How do you respond to deficiency memo issued in GST refund?

Login to the GST Portal. Navigate to Dashboard > Services > User Services > My Applications > Refunds > Search ARN > Select ARN > Replies option.

Can appeal filed against deficiency memo?

Refund claim shall be filed in accordance with requirement mentioned in the master circular no. 125 & also 135. Way of appeal can be opted against deficiency memo, if the deficiency memo itself is the rejection of refund claim and wherein resubmission of refund claim making its a time barred.

What is deficiency memo issued in GST refund?

After a deficiency memo has been issued, the refund application would not be further processed and a new application would have to be filed. The applicant is required to rectify the deficiencies highlighted in deficiency memo and file a new refund application electronically in Form GST RFD-01 again for the same period.

How do I appeal against rejection of GST refund?

(1) An appeal to the Appellate Authority under sub-section (1) of section 107 shall be filed in FORM GST APL-01, along with the relevant documents, either electronically or otherwise as may be notified by the Commissioner, and a provisional acknowledgement shall be issued to the appellant immediately.

How do I appeal for refund rejection in GST?

3.Appeal to the Appellate Tribunal (1) An appeal to the Appellate Tribunal under sub-section (1) of section 112 of the Act shall be filed electronically, in FORM GST APL-05,on the common portal and a provisional acknowledgement shall be issued to the appellant immediately.

Can we file appeal against RFD 03?

No mechanism appears to be available for filing any appeal against RFD 03, so this appears to be against Principles of natural justice.

What are the supporting documents for GST refund?

Documents Required for GST Refund Along with the invoice, a statement containing the number and date of shipping bills or bills of export and the number and the date of the relevant export invoices, in a case where the refund is on account of export of goods must also be provided.

What is the time limit for claiming refund under GST?

2 years
B has made an excess GST payment of Rs 4.5 lakh which can be claimed as a refund by him.
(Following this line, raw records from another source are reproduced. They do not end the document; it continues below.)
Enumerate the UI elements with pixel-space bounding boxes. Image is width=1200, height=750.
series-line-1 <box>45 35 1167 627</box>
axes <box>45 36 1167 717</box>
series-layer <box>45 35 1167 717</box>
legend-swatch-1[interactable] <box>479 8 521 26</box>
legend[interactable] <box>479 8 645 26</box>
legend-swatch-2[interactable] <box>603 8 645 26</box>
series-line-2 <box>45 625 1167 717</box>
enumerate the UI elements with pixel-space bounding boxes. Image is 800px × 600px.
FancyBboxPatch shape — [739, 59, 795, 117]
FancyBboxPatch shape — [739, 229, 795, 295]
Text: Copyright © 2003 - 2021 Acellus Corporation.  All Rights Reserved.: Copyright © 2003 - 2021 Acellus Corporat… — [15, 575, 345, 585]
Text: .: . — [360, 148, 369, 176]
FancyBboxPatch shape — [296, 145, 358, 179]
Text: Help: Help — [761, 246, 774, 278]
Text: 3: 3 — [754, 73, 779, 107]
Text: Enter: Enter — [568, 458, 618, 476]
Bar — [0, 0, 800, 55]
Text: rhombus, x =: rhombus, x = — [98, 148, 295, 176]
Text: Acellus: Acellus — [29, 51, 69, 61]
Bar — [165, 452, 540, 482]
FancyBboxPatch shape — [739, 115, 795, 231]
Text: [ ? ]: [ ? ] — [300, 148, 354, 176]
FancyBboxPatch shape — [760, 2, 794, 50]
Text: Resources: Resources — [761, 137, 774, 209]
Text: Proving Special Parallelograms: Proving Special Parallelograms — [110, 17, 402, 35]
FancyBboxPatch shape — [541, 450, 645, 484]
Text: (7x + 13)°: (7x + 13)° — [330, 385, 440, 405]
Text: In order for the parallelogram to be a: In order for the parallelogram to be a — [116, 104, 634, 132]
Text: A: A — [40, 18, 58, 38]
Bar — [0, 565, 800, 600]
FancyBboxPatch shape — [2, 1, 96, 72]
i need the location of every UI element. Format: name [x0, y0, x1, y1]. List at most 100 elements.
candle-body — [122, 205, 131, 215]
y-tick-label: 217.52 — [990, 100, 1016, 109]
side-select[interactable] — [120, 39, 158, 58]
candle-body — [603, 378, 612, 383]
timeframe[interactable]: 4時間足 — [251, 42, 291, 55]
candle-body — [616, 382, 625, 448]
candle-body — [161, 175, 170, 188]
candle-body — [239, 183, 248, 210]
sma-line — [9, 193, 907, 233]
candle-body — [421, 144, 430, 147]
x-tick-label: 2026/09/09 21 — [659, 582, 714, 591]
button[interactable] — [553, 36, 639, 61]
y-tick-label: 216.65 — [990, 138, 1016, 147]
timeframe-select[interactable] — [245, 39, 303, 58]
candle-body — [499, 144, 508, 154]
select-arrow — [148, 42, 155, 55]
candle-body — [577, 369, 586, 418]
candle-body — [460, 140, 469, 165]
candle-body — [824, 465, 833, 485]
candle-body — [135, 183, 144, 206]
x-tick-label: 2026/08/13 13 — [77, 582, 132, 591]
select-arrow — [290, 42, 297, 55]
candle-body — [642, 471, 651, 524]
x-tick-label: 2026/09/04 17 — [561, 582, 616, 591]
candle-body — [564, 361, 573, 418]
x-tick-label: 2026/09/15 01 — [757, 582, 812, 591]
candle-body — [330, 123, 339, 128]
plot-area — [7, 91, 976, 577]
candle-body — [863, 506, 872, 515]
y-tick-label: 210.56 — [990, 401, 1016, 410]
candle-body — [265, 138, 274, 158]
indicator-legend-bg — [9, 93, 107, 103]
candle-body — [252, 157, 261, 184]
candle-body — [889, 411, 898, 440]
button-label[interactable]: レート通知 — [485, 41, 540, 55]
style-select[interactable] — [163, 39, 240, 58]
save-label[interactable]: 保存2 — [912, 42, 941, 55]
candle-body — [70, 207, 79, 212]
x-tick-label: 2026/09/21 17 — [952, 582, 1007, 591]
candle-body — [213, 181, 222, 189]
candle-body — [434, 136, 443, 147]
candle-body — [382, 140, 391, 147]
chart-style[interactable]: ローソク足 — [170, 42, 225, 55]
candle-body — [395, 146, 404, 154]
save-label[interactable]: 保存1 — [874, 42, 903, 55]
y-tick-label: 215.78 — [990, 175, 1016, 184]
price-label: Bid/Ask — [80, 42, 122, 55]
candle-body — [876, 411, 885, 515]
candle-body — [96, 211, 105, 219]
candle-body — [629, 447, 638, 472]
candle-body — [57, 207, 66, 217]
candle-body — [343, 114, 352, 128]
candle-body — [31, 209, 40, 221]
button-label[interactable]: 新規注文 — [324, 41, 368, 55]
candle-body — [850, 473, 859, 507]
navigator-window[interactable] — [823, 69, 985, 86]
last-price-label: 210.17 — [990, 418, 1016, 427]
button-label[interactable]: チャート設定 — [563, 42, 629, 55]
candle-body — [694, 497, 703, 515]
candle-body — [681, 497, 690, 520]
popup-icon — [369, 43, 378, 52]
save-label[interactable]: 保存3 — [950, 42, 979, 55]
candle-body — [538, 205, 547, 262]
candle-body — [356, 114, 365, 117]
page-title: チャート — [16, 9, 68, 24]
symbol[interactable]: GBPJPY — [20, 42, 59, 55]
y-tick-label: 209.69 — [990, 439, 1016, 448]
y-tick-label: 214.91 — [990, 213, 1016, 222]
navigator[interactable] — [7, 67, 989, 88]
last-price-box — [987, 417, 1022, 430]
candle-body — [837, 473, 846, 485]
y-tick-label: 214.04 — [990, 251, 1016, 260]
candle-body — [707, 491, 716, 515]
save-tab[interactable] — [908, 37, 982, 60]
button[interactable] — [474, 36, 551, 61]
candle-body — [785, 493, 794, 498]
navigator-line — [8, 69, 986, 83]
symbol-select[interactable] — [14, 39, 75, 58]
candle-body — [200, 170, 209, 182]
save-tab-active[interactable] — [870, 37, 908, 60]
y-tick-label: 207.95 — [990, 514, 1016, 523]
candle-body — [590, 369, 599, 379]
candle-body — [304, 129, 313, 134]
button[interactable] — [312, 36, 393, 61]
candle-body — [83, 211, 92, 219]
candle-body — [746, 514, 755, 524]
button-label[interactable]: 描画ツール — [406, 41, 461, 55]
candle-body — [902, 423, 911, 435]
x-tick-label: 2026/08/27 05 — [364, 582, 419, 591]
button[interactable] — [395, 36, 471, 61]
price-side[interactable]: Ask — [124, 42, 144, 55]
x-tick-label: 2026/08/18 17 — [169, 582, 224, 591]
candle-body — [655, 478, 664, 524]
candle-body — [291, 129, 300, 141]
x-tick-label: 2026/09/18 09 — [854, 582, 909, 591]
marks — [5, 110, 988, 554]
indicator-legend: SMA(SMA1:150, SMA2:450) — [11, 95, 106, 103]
The time limit for claiming the refund is 2 years from the date of payment.

How do I appeal against rejection of refund?

How do I appeal for GST?

Step 1: Log in to the GST portal. On the ‘My Applications’ page, select application type as ‘Appeal to Appellate Authority’ and then click on ‘New Application’. The ‘GST APL-01-Appeal to Appellate Authority’ page will be displayed. Step 3: Select the order type as ‘Demand Order’ and enter the order number.

How do I appeal my GST refund online?

Step 1 – Login into GST portal using your username and password. Step 2 – Click on Services -> User Services -> My Application option. Step 3 – My Application page is displayed. Select application type as Appeal to Appellate Authority from the dropdown list and click on New Application button.

What is RFD 03?

Form RFD-03 In case any deficiencies are noticed in form RFD-01, then RFD 03 is issued by the Refund Processing Officer. Form RFD-03 also known as Deficiency memo. In the form, the initial basic details of this memo are the same as the basic details in form RFD-02. The only addition is the address of the applicant.

How do I file a GST appeal against a refund rejection order?

What is the time limit for refunds?

The time limit for claiming the refund is 2 years from the date of payment.

In what situation refund can be claimed under GST?

The refunds under GST can be the cash balance in the electronic cash ledger deposited in excess or tax paid by mistake or the accumulated Input Tax Credit (ITC) unable to be utilised for tax payments due to zero-rated sales or inverted tax structure.